In other recent news, Booking Holdings (NASDAQ:BKNG) has seen a favorable turn of events as a federal court overturned a prior verdict that held the company accountable for violating a computer fraud law against Ryanair DAC. This decision has lifted a significant legal cloud that was hanging over the company. Meanwhile, Expedia Group Inc. has been upgraded from Neutral to Buy by BofA Securities. The firm also increased its price target for Expedia’s shares, citing early signs of improvement in U.S. travel trends and potential growth in EBITDA.
DA Davidson also adjusted its outlook on Expedia, raising the price target and maintaining a Neutral rating on the stock. This was following Expedia’s third-quarter results, which showed an increase in gross bookings and adjusted EBITDA, despite a slight miss on consolidated revenues. On the regulatory front, the Federal Trade Commission (FTC) has implemented a final Junk Fees Rule aimed at prohibiting deceptive pricing and hidden fees in the live-event ticketing and short-term lodging industries, which could impact companies like Booking Holdings and Expedia.

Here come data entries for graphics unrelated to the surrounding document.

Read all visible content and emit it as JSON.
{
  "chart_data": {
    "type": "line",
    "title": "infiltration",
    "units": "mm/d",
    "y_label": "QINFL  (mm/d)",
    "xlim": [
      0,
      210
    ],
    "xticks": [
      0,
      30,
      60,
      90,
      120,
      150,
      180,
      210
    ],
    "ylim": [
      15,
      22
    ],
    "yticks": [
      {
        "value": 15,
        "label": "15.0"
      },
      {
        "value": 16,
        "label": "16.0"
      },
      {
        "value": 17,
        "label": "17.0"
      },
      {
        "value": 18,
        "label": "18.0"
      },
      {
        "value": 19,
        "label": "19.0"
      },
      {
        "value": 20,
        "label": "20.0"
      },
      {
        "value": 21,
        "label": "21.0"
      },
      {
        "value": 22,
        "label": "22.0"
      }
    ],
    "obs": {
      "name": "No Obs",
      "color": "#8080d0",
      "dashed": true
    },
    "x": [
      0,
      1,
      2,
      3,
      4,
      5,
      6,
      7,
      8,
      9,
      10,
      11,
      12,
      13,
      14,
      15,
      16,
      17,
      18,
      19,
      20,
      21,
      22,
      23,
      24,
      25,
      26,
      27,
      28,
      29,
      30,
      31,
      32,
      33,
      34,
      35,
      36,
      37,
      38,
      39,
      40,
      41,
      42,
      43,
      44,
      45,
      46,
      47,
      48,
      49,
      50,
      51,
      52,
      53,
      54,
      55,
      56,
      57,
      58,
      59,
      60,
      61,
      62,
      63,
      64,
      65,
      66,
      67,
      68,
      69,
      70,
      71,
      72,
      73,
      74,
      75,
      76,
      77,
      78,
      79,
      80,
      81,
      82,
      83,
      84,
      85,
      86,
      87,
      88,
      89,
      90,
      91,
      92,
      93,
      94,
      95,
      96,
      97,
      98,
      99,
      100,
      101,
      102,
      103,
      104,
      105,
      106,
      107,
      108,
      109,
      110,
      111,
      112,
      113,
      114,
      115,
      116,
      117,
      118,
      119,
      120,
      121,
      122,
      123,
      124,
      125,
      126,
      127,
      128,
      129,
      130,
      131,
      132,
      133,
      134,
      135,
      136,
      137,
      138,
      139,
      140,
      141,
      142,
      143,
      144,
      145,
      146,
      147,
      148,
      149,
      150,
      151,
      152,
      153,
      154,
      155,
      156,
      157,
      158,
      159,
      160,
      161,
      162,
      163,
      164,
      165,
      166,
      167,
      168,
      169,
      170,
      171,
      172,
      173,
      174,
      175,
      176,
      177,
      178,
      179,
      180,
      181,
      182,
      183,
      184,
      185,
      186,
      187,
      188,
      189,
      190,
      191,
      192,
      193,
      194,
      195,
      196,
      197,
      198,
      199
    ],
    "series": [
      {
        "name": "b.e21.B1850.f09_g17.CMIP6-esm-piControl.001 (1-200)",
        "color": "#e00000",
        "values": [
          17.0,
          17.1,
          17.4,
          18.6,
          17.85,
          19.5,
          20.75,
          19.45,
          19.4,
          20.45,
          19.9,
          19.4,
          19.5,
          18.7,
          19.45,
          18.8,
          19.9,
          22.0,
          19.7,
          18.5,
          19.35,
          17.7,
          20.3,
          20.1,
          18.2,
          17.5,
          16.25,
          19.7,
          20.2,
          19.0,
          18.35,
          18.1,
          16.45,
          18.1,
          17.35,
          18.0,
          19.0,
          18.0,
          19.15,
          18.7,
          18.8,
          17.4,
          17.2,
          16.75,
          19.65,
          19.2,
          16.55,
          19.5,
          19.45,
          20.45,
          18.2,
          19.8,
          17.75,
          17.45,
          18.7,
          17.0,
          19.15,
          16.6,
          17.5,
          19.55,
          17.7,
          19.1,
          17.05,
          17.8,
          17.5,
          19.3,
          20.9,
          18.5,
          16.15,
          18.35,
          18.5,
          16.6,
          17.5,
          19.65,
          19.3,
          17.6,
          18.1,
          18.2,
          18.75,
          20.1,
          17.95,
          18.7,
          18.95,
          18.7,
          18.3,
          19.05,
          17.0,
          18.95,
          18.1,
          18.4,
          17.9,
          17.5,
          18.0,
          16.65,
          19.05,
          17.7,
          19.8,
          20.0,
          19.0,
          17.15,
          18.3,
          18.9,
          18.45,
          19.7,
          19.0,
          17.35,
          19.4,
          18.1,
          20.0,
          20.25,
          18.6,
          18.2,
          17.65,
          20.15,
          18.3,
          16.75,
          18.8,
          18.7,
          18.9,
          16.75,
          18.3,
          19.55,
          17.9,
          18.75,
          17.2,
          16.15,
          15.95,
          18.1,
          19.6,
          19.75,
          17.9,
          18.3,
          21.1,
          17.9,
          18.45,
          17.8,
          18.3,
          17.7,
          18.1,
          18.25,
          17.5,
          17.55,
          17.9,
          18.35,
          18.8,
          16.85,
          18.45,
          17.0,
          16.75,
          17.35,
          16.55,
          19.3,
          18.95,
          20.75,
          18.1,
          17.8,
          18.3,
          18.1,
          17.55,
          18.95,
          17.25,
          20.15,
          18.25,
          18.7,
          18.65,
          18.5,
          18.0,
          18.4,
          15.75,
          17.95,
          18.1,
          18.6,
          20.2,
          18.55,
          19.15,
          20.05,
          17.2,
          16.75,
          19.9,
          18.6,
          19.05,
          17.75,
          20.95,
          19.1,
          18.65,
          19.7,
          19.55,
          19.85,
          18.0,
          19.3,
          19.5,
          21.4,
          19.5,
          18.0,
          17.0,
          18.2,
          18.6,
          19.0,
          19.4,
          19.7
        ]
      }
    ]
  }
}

Booking Holdings’ Chief Financial Officer, Ewout Steenbergen, noted that American consumers are still delaying their vacation planning due to inflation, while European travelers are making travel arrangements earlier. Despite these patterns, Steenbergen remains optimistic about the future of the US travel market. These are some of the recent developments impacting these companies in the travel industry.